What happened

It's Thursday, the final trading day of an abbreviated trading week -- and it's starting to look like me might end this one on a high note. After back-to-back days of rising share prices, the S&P 500 index is up better than 2% here at the 12:50 p.m. EDT minute mark, the Dow Jones Industrial Average right there beside it, and the tech-heavy Nasdaq trailing -- but still up better than 1%.

Gains do appear to be concentrated among industrial and consumer goods stocks, however, with shares of motorcycle maker Harley-Davidson (HOG -13.72%) up 4.3% for example, used-car seller CarMax (KMX -2.38%) rising 7.5%, and aluminum giant Alcoa (AA) gaining 6.9%.

Why?

Close-up of a metal part being manufactured

Image source: Getty Images.

So what

Eliminating the possibilities, we should first point out that there's no stock-specific news today -- certainly not positive news -- regarding any of these three stocks. (Actually, the opposite. Yesterday, CarMax revealed that business has become so dire that it needs to furlough 15,500 workers).  

Nevertheless, I'm seeing two more macroeconomic reasons for why stocks are rising today.

In a statement today, Federal Reserve Chairman Jerome Powell noted that the U.S. is "taking forceful measures to control the spread of the virus," closing businesses and issuing stay-at-home and social distancing edicts. These measures entail "significant economic and personal cost," including "very high, although temporary" levels of unemployment and a nascent recession.  

That being said, the chairman believes that these efforts will help contain and defeat the coronavirus pandemic. And indeed, today National Institute of Allergy and Infectious Diseases chief Dr. Anthony Fauci rolled back government predictions of up to 200,000 deaths from COVID-19 nationwide, saying that thanks to the success of social distancing efforts, the likely toll now "looks more like 60,000."  

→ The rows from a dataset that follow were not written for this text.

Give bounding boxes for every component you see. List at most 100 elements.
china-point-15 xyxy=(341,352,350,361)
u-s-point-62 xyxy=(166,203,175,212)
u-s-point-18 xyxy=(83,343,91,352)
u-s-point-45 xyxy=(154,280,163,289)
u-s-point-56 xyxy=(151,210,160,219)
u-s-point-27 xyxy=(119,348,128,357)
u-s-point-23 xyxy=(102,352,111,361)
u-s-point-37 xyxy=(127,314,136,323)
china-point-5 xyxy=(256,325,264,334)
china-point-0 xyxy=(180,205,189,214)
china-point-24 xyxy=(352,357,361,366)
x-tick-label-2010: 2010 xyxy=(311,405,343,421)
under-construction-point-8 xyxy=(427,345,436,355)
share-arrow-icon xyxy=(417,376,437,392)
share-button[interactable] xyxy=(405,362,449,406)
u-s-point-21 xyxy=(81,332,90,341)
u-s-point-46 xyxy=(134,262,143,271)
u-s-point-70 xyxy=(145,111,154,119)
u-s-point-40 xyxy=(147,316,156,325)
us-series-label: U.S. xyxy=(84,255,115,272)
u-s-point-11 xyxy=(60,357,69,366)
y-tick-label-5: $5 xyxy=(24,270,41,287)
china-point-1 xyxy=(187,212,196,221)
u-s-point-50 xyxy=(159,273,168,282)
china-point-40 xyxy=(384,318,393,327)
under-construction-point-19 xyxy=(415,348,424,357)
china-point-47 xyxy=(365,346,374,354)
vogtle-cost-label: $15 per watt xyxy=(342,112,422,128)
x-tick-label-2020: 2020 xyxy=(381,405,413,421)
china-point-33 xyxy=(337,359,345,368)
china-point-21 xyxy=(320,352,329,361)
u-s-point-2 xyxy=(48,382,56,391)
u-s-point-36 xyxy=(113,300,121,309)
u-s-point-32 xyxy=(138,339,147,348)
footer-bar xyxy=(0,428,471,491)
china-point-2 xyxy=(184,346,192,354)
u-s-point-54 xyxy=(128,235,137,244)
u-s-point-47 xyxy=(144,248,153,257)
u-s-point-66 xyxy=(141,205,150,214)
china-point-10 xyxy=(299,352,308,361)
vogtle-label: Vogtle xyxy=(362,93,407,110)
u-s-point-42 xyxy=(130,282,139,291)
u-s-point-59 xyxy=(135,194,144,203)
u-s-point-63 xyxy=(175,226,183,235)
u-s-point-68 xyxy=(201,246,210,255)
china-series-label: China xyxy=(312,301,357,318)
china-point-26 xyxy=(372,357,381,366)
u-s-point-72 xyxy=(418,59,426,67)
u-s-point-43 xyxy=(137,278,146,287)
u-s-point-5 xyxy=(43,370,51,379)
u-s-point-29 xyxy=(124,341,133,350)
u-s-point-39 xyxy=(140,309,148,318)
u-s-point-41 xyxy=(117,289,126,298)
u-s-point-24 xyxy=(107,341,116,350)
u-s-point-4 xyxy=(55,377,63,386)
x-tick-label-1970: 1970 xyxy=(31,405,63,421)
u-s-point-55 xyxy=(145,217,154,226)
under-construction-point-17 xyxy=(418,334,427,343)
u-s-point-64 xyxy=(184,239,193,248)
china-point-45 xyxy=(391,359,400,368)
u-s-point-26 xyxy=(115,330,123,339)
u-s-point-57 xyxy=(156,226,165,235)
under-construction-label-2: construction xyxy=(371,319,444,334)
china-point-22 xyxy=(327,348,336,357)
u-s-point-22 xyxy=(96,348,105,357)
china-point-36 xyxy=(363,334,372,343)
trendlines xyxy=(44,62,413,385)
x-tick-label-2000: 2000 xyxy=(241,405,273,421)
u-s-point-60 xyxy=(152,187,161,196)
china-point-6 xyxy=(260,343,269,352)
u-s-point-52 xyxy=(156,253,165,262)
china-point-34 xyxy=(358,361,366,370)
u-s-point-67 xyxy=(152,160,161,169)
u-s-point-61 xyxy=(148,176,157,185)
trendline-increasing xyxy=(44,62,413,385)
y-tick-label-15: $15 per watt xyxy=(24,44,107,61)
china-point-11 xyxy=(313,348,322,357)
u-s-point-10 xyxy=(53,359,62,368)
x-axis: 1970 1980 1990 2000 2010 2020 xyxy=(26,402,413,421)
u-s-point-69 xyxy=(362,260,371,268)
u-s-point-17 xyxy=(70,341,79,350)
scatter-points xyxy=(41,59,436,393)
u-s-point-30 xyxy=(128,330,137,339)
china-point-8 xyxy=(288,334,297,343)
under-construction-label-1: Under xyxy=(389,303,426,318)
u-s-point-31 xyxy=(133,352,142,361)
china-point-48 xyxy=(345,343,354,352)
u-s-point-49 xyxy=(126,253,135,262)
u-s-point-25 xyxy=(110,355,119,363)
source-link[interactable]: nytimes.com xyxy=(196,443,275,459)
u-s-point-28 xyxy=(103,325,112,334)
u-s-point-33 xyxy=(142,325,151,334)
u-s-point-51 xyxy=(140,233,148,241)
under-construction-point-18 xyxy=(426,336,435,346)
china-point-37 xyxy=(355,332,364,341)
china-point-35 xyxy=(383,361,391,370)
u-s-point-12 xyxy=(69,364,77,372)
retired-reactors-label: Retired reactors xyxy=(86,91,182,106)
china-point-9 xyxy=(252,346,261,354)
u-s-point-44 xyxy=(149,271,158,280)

Combined with the ameliorative effects of government relief measures, including a $2.2 trillion stimulus package and interest rate cuts "to near zero," Powell is now predicting that "when the spread of the virus is under control, businesses will reopen, and people will come back to work [and] there is every reason to believe that the economic rebound, when it comes, can be robust."  

Now what

The sooner the pandemic is contained and the recession ends, the sooner consumers will be free to leave their homes and resume buying motorcycles and automobiles -- and the sooner companies like Alcoa can resume production of metal to build those machines full speed.

It hasn't happened yet, but judging from what we're seeing in the stock market today, investors in Alcoa -- and Harley-Davidson and CarMax, as well -- are taking it on faith that all of the above will happen soon.

They aren't waiting around for proof before rushing out and buying stocks.